Les menaces qui affectent aujourd’hui la sécurité des États et des sociétés sont à replacer dans le cadre de nouveaux enjeux qui encadrent l’action des services de renseignement : la doctrine du libéralisme, la privatisation du renseignement, la révolution de l’information ouverte, tous facteurs qu’on aborde en France de façon très centralisée.
Les services spéciaux face aux « nouvelles menaces » de la société ouverte
Special Services in the Face of “New Threats” of an Open Society
The threats which currently affect the security of states and societies should be seen in the context of the new stakes that frame the action of intelligence services: the doctrine of liberalism, the privatization of intelligence, and the open information revolution, all factors that are addressed in France in a very centralized fashion.
Entendues de façon traditionnelle, les « nouvelles menaces » sont des formes inédites d’atteintes à la sécurité des États et des sociétés. D’origines généralement non étatiques, la cybercriminalité, le crime organisé ou le terrorisme jihadiste concernent au premier chef les « services de renseignement » qui doivent prévenir, anticiper et, plus rarement, réprimer. En préférant l’expression de « services spéciaux », on considère que ces services effectuent bien plus que de la collecte et de l’analyse d’information transformée en « renseignement » et l’on met l’accent sur la dimension « spéciale », c’est-à-dire des modes d’action qui les distinguent des autres administrations, leur permettront de disposer d’un cadre juridique également singulier.

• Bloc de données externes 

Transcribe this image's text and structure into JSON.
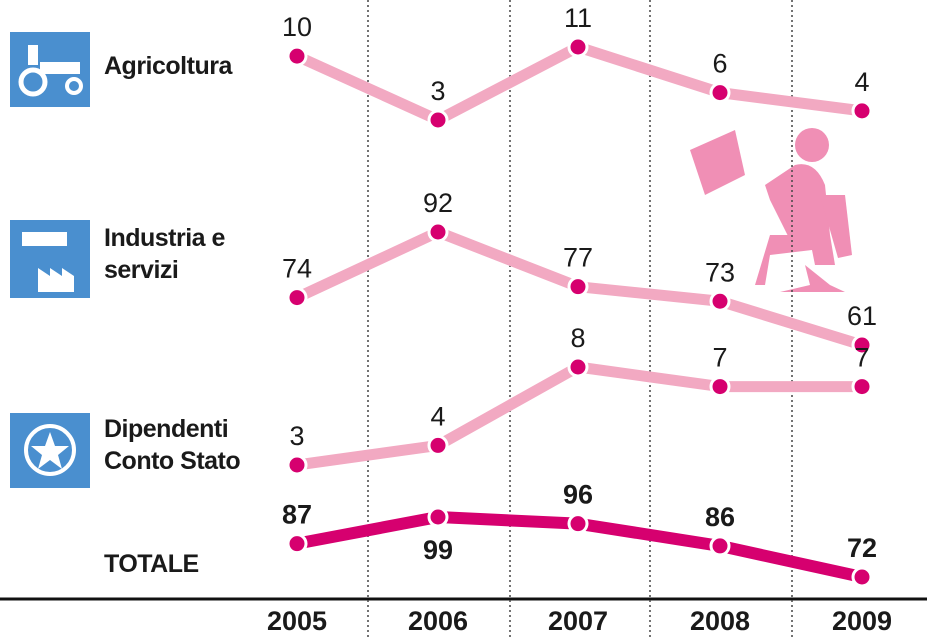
{
  "chart_data": {
    "type": "line",
    "categories": [
      "2005",
      "2006",
      "2007",
      "2008",
      "2009"
    ],
    "series": [
      {
        "name": "Agricoltura",
        "color": "#f2a9c2",
        "marker_color": "#d6006f",
        "values": [
          10,
          3,
          11,
          6,
          4
        ]
      },
      {
        "name": "Industria e servizi",
        "color": "#f2a9c2",
        "marker_color": "#d6006f",
        "values": [
          74,
          92,
          77,
          73,
          61
        ]
      },
      {
        "name": "Dipendenti Conto Stato",
        "color": "#f2a9c2",
        "marker_color": "#d6006f",
        "values": [
          3,
          4,
          8,
          7,
          7
        ]
      },
      {
        "name": "TOTALE",
        "color": "#d6006f",
        "marker_color": "#d6006f",
        "values": [
          87,
          99,
          96,
          86,
          72
        ]
      }
    ]
  }
}
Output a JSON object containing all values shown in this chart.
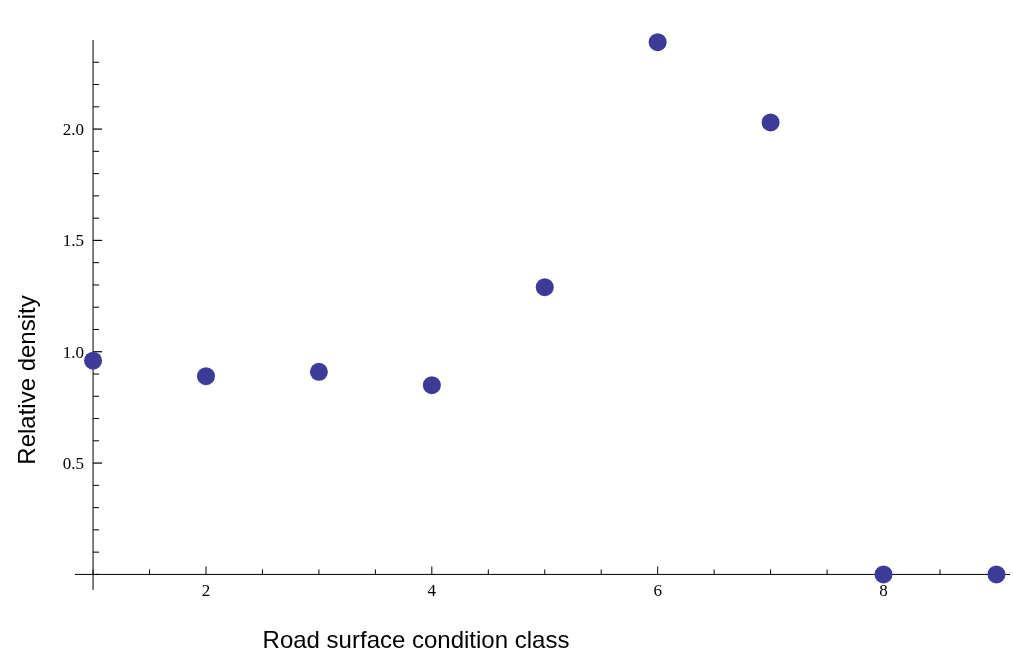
{
  "chart_data": {
    "type": "scatter",
    "xlabel": "Road surface condition class",
    "ylabel": "Relative density",
    "x": [
      1,
      2,
      3,
      4,
      5,
      6,
      7,
      8,
      9
    ],
    "series": [
      {
        "color": "#3c3c98",
        "values": [
          0.96,
          0.89,
          0.91,
          0.85,
          1.29,
          2.39,
          2.03,
          0,
          0
        ]
      }
    ],
    "marker": "circle",
    "grid": false,
    "xlim": [
      0.84,
      9.12
    ],
    "ylim": [
      -0.07,
      2.4
    ],
    "xticks": [
      {
        "value": 1,
        "label": null
      },
      {
        "value": 1.5,
        "label": null
      },
      2,
      {
        "value": 2.5,
        "label": null
      },
      {
        "value": 3,
        "label": null
      },
      {
        "value": 3.5,
        "label": null
      },
      4,
      {
        "value": 4.5,
        "label": null
      },
      {
        "value": 5,
        "label": null
      },
      {
        "value": 5.5,
        "label": null
      },
      6,
      {
        "value": 6.5,
        "label": null
      },
      {
        "value": 7,
        "label": null
      },
      {
        "value": 7.5,
        "label": null
      },
      8,
      {
        "value": 8.5,
        "label": null
      },
      {
        "value": 9,
        "label": null
      }
    ],
    "yticks": [
      0.5,
      {
        "value": 1,
        "label": "1.0"
      },
      1.5,
      {
        "value": 2,
        "label": "2.0"
      }
    ]
  }
}
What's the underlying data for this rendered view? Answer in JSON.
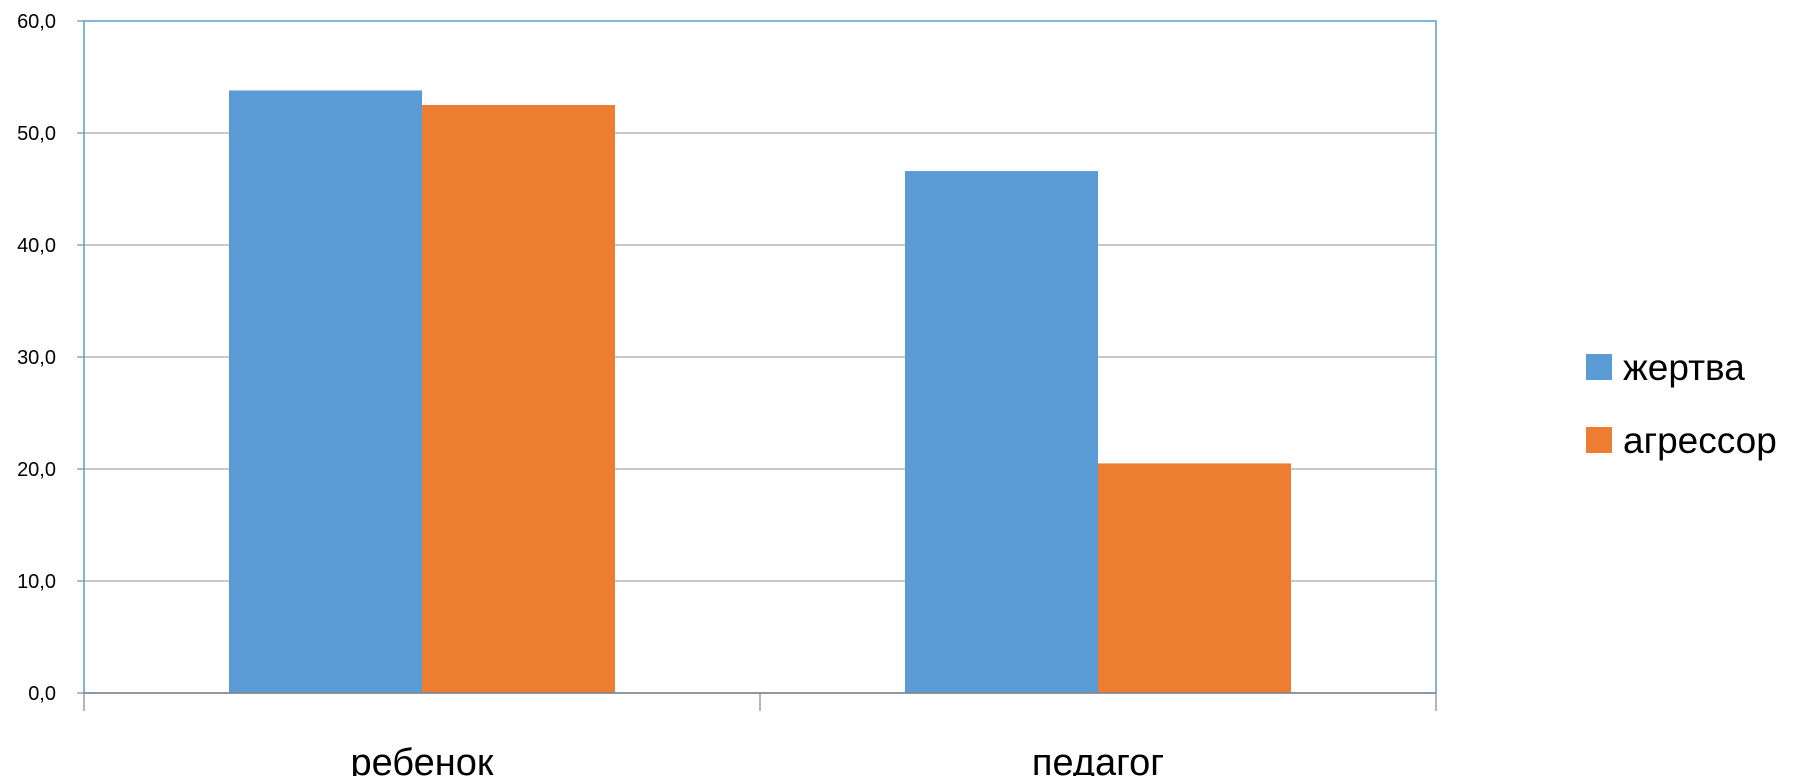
{
  "chart_data": {
    "type": "bar",
    "categories": [
      "ребенок",
      "педагог"
    ],
    "series": [
      {
        "name": "жертва",
        "values": [
          53.8,
          46.6
        ]
      },
      {
        "name": "агрессор",
        "values": [
          52.5,
          20.5
        ]
      }
    ],
    "title": "",
    "xlabel": "",
    "ylabel": "",
    "ylim": [
      0,
      60
    ],
    "y_ticks": [
      "0,0",
      "10,0",
      "20,0",
      "30,0",
      "40,0",
      "50,0",
      "60,0"
    ],
    "grid": true,
    "legend_position": "right",
    "colors": {
      "series": [
        "#5B9BD5",
        "#ED7D31"
      ],
      "plot_border": "#5B9BD5",
      "gridline": "#A6A6A6",
      "axis": "#868686"
    }
  }
}
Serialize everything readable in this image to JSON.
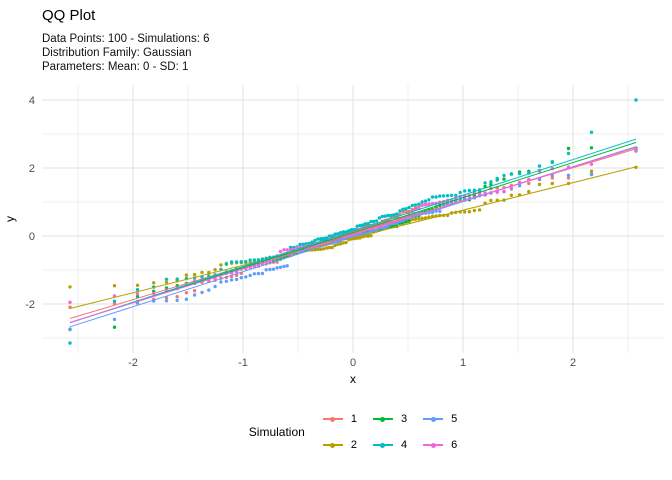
{
  "header": {
    "title": "QQ Plot",
    "subtitle_lines": [
      "Data Points: 100 - Simulations: 6",
      "Distribution Family: Gaussian",
      "Parameters: Mean: 0 - SD: 1"
    ]
  },
  "chart_data": {
    "type": "scatter",
    "subtype": "qq-plot-with-fit-lines",
    "title": "QQ Plot",
    "n_points_per_series": 100,
    "theoretical_quantiles": "x_i = qnorm((i - 0.5) / 100), i = 1..100, range -2.576..2.576",
    "x": {
      "label": "x",
      "ticks": [
        -2,
        -1,
        0,
        1,
        2
      ],
      "minor": [
        -2.5,
        -1.5,
        -0.5,
        0.5,
        1.5,
        2.5
      ],
      "range": [
        -2.83,
        2.83
      ]
    },
    "y": {
      "label": "y",
      "ticks": [
        -2,
        0,
        2,
        4
      ],
      "minor": [
        -3,
        -1,
        1,
        3
      ],
      "range": [
        -3.45,
        4.45
      ]
    },
    "grid": {
      "major_color": "#e2e2e2",
      "minor_color": "#efefef",
      "background": "#ffffff"
    },
    "tick_label_color": "#4d4d4d",
    "series": [
      {
        "name": "1",
        "color": "#F8766D",
        "line": {
          "intercept": 0.07,
          "slope": 0.97
        },
        "seed": 101
      },
      {
        "name": "2",
        "color": "#B79F00",
        "line": {
          "intercept": -0.05,
          "slope": 0.81
        },
        "seed": 202
      },
      {
        "name": "3",
        "color": "#00BA38",
        "line": {
          "intercept": 0.1,
          "slope": 1.03
        },
        "seed": 303,
        "bump": {
          "center": 1.6,
          "width": 0.8,
          "amp": 0.18
        }
      },
      {
        "name": "4",
        "color": "#00BFC4",
        "line": {
          "intercept": 0.15,
          "slope": 1.05
        },
        "seed": 404,
        "force_min": [
          -3.15
        ],
        "force_max": [
          3.05,
          4.0
        ]
      },
      {
        "name": "5",
        "color": "#619CFF",
        "line": {
          "intercept": -0.02,
          "slope": 1.03
        },
        "seed": 505
      },
      {
        "name": "6",
        "color": "#F564E3",
        "line": {
          "intercept": 0.03,
          "slope": 1.0
        },
        "seed": 606,
        "force_min": [
          -1.95
        ]
      }
    ],
    "notable_points": [
      {
        "series": "4",
        "x": 2.58,
        "y": 4.0,
        "note": "cyan outlier top right"
      },
      {
        "series": "4",
        "x": 2.17,
        "y": 3.05,
        "note": "cyan outlier above pack"
      },
      {
        "series": "4",
        "x": -2.58,
        "y": -3.15,
        "note": "cyan outlier bottom left"
      },
      {
        "series": "6",
        "x": -2.58,
        "y": -1.95,
        "note": "magenta min sits high"
      }
    ],
    "legend": {
      "title": "Simulation",
      "position": "bottom-center",
      "entries": [
        {
          "label": "1"
        },
        {
          "label": "2"
        },
        {
          "label": "3"
        },
        {
          "label": "4"
        },
        {
          "label": "5"
        },
        {
          "label": "6"
        }
      ]
    }
  }
}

Or, ces services « spéciaux », étudiés ici dans leur ensemble, sont confrontés à d’autres « menaces » qui, pour ne pas être liées à la sécurité, ne les concernent pas moins que les « nouvelles menaces » traditionnelles. Menaces ou enjeux ? La question n’est pas seulement d’interprétation. Elle est liée au point de vue considéré : s’il s’agit de « menaces » pour les acteurs du renseignement, c’est un simple enjeu pour les responsables politiques ou les citoyens. Sans prendre position, on se contentera d’exposer les tenants et les aboutissants de ce débat particulièrement actuel.
Ces autres menaces sont tout aussi récentes que les premières et s’inscrivent, peu ou prou, dans la même chronologie postérieure à la guerre froide. Elles renvoient aux questions particulièrement complexes posées par la confrontation des services spéciaux avec les principes des sociétés libérales actuelles, c’est-à-dire à la fois aux règles de droit, aux mécanismes politiques et institutionnels, mais aussi aux valeurs du libéralisme comme doctrine. L’émergence des « nouvelles menaces » de la société libérale est effectivement relativement récente pour les Services. Elle trouve son origine dans le décalage apparu dans la deuxième moitié du XXe siècle entre certaines composantes de l’État, dont les services spéciaux font partie, et le puissant mouvement de libéralisation des régimes politiques et des sociétés. Ce que nous avons appelé dans des travaux antérieurs « l’État secret » s’est formé, dans le cas français, par un lent mouvement de sédimentation tout au long du XIXe siècle (1). Un siècle plus tard, les Services se sont trouvés dans un environnement philosophique et politique profondément modifié. Le temps n’était plus celui où ils étaient uniquement publics, dans la seule main de l’exécutif (2), à l’abri de tout regard extérieur, qu’il soit parlementaire, judiciaire ou médiatique.